Let's back up a minute. All things being equal, aside from the delay in
CUPS printing, what else is not working at or beyond par? Is the printing
issue the ONLY issue? How long is the delay? Is it between pages or
between jobs or just a lag for a given job to start from a cold start
(nothing else printing at the moment)? How do the users log/use the
system?  If telnet or ssh, is there any delay in connecting there? Any
changes elsewhere in the environment as part of this upgrade (such as
network equipment/configuration, version of linux on the guests, DNS
servers, etc)? Anything out of the ordinary in /var/log/messages or the
tail of the 'dmesg' output that is present on the guest in question and
not when it was physical? I assume the guest's physical form still exists
somewhere? How are the cups printers connected to the network and likewise
configured in CUPS on the guest? If TCP socket based setup (ie, TCP port
9100), what happens if you open a terminal window on the guest in question
and execute a telnet to the printer's IP address on port 9100 (ie, 'telnet
<ipaddr> 9100')?  Does it connect immediately or is there a delay? Not
sure if you have more than one printer, but if so, do all printers exhibit
the slowness or just certain ones?  In vSphere Client, as I'm sure you are
aware, the host and guest both have tabs for "Resource Allocation",
"Performance" and "Events".  Between periods of printing and non-printing,
is there anything that seems out of whack or wildly varying?  
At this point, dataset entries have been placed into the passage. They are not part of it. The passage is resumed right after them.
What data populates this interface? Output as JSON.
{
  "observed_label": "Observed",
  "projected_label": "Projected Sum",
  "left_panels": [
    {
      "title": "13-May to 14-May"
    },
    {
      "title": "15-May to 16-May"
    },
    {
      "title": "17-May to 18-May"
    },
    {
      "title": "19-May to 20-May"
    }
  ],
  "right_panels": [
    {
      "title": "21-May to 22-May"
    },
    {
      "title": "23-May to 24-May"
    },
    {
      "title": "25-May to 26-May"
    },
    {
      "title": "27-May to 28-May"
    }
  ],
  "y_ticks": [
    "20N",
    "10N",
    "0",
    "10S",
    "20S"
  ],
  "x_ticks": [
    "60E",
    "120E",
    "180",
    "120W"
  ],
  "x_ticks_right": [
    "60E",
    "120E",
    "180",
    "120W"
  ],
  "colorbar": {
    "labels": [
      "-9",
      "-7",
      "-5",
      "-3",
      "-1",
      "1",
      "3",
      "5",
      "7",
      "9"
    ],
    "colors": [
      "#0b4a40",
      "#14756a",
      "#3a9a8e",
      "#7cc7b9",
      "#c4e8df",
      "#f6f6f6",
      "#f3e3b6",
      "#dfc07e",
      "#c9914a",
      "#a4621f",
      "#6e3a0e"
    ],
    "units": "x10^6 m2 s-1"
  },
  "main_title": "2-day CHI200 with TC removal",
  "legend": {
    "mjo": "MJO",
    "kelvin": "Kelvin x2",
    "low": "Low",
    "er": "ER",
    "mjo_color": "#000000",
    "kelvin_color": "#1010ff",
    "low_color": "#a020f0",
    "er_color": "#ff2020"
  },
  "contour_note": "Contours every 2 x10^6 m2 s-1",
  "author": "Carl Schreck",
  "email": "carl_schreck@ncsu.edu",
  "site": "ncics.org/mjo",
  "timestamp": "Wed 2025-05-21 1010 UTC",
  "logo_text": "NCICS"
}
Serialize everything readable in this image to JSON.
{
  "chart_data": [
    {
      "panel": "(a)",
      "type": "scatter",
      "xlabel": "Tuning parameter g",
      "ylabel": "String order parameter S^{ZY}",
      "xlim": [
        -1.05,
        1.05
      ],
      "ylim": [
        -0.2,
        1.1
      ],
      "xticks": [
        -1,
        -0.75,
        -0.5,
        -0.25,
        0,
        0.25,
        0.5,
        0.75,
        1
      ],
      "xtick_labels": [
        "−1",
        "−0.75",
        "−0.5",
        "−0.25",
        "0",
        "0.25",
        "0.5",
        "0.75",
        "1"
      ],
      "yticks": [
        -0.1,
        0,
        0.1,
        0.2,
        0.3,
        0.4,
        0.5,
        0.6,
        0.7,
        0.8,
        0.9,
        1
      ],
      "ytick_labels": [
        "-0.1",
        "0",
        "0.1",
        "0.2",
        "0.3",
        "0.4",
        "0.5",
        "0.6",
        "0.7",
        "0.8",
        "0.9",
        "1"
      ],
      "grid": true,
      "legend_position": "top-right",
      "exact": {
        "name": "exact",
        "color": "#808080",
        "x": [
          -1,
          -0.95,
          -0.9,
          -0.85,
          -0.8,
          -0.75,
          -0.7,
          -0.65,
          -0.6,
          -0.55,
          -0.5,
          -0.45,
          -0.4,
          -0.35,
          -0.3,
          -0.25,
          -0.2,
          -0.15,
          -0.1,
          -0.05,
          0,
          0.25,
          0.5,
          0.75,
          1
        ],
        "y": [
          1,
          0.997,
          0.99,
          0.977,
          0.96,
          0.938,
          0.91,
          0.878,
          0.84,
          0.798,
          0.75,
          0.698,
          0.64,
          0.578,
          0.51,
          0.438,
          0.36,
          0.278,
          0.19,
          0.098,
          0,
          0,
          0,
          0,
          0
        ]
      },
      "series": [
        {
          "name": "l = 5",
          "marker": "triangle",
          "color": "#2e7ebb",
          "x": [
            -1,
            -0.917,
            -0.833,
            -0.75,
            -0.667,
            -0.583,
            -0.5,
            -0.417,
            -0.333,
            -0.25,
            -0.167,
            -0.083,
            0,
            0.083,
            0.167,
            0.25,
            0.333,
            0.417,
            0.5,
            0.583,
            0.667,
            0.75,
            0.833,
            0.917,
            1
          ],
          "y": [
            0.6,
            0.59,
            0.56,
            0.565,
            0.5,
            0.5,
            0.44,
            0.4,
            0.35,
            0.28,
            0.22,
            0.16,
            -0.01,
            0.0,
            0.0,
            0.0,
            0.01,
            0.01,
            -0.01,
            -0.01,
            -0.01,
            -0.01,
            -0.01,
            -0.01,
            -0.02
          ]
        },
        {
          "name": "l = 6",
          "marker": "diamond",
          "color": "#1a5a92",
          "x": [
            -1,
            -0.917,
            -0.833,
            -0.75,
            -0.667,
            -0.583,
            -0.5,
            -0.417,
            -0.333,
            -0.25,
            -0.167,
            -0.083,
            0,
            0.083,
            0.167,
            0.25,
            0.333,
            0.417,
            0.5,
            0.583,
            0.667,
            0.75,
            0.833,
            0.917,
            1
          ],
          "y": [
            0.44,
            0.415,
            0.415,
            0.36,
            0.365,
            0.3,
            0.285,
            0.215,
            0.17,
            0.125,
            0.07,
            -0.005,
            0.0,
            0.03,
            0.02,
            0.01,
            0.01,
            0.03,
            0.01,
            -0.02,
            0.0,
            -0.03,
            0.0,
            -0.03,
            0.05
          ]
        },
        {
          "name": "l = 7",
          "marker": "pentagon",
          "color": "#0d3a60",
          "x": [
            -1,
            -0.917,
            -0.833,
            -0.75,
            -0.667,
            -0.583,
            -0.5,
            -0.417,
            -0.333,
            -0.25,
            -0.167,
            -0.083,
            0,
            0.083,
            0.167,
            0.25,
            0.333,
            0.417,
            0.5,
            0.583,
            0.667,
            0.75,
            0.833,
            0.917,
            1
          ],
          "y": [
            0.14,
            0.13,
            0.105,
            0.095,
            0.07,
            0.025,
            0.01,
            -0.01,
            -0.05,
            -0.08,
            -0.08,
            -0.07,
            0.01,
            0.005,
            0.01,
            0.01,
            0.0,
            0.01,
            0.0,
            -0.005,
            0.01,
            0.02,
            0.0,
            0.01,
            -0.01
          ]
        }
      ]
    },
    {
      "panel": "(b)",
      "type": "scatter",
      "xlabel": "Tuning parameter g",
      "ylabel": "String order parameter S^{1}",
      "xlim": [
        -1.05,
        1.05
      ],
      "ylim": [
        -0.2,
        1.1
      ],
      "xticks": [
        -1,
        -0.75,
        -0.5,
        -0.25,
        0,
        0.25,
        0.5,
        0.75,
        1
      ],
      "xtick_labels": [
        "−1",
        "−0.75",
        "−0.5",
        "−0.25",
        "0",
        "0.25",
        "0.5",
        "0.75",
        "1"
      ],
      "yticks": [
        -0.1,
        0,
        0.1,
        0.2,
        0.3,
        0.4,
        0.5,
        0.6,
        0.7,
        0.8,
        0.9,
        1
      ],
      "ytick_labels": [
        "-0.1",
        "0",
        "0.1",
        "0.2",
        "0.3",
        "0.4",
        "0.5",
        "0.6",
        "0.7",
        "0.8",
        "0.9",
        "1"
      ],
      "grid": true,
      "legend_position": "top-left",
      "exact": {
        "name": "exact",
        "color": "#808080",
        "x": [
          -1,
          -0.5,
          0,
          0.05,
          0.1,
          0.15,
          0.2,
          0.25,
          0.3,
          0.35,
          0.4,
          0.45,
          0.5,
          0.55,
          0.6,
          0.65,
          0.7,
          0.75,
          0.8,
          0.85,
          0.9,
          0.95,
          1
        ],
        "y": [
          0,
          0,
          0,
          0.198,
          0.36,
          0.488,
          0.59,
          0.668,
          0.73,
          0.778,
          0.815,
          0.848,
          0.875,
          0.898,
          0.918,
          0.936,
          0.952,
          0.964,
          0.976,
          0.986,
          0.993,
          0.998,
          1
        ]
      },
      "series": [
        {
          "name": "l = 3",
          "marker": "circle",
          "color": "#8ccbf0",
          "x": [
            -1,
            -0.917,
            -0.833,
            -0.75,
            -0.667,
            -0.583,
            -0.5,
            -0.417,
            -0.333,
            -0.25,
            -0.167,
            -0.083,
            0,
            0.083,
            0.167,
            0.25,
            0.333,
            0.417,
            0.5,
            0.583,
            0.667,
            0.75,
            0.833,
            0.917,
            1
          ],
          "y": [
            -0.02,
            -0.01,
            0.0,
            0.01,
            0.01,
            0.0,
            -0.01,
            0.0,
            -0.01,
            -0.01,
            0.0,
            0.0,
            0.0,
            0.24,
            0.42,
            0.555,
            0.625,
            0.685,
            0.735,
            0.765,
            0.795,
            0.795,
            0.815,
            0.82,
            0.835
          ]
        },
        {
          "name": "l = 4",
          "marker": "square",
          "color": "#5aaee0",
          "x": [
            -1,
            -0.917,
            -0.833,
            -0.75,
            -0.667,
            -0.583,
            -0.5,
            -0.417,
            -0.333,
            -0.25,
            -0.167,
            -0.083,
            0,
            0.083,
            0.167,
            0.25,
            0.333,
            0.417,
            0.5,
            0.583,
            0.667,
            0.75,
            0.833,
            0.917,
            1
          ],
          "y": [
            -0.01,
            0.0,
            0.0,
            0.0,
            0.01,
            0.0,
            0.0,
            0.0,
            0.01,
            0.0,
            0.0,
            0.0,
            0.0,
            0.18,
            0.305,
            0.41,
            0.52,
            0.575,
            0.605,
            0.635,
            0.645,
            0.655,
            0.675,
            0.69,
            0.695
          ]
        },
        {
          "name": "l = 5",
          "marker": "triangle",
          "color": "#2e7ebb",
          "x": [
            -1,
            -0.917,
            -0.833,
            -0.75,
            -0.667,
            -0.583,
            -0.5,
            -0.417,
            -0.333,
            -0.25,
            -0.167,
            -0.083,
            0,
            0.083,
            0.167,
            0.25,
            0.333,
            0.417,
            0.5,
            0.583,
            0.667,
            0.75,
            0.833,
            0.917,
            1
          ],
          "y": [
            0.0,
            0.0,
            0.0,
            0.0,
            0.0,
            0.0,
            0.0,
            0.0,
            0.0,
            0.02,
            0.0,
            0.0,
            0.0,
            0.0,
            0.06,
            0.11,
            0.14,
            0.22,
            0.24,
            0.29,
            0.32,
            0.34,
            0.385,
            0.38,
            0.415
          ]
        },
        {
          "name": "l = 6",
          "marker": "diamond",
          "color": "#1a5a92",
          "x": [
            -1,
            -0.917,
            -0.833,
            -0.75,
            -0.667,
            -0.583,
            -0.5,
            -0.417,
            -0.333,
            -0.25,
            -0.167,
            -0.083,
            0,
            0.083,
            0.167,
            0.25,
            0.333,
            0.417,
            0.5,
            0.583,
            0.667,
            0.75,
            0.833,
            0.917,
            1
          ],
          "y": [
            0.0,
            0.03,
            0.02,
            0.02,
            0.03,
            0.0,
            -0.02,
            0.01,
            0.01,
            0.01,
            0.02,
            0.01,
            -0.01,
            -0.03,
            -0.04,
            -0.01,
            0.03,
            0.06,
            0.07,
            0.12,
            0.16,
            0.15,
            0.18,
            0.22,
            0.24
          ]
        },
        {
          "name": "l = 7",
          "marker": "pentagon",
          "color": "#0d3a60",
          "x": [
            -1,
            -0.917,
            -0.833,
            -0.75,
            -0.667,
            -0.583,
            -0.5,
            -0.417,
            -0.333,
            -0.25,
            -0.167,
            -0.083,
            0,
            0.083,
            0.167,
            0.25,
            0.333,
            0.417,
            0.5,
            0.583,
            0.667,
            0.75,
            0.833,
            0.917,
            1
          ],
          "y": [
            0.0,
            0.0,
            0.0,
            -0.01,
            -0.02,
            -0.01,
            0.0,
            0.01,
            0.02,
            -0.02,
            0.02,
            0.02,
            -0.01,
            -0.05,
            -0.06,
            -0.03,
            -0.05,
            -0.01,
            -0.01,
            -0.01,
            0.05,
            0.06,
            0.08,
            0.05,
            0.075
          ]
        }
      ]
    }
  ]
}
Chris is right, you need to install VMware Tools.  It is very easy on
CentOS 6.  When you tell vSphere Client to install VMWare Tools on the
CentOS guest, it will connect a small .iso image to the guest, and, if you
are running a GUI console for the guest, and are logged in as root, it
will likely automount it for you.  However it does, you need to locate the
mount point, then from, say, /root, extract the tarball on the mounted
image.  There is a perl script in the extracted folder to install vmware
tools.  Run it and just take the default for everything (initially at
least).  You should probably reboot the guest too once it's done as
depending on how it finds the guest's environment, it may build a new
kernel boot image.  Once VMWare Tools is running, the guest will
communicate a lot more info back to the host and this will provide
additional information about resource utilization at the guest level with
respect the ESXi and the host and may help identify bottlenecks at the
VMWare level.

-----Original Message-----
From: [email protected] [mailto:[email protected]] On
Behalf Of Howard White
Sent: Tuesday, November 20, 2012 2:05 PM
To: [email protected]
Subject: Re: [nlug] the continuing saga of the reluctant systems
administrator

On 11/20/2012 01:42 PM, Chris McQuistion wrote:
> What's your disk subsystem with the new ESXi host?  How much physical 
> memory and CPU does the box have and how much have you designated to 
> your VM's?
>
> Do you VMWare Tools installed on the Guest VM's?
>
> Chris
>

300GB of mirrored SAS drives on a 3ware RAID controller.
16GB of physical memory with 8GB allocated to guest 1 and 4gb allocated to
guest 2.
Has one four-core CPU; guest 1 has "3 cores" allocated and guest 2 has
one.
Top is showing 24k of swap used but current memory used is quite a bit
less than 8GB.
And yes, Tilghman, vm.swappiness=85.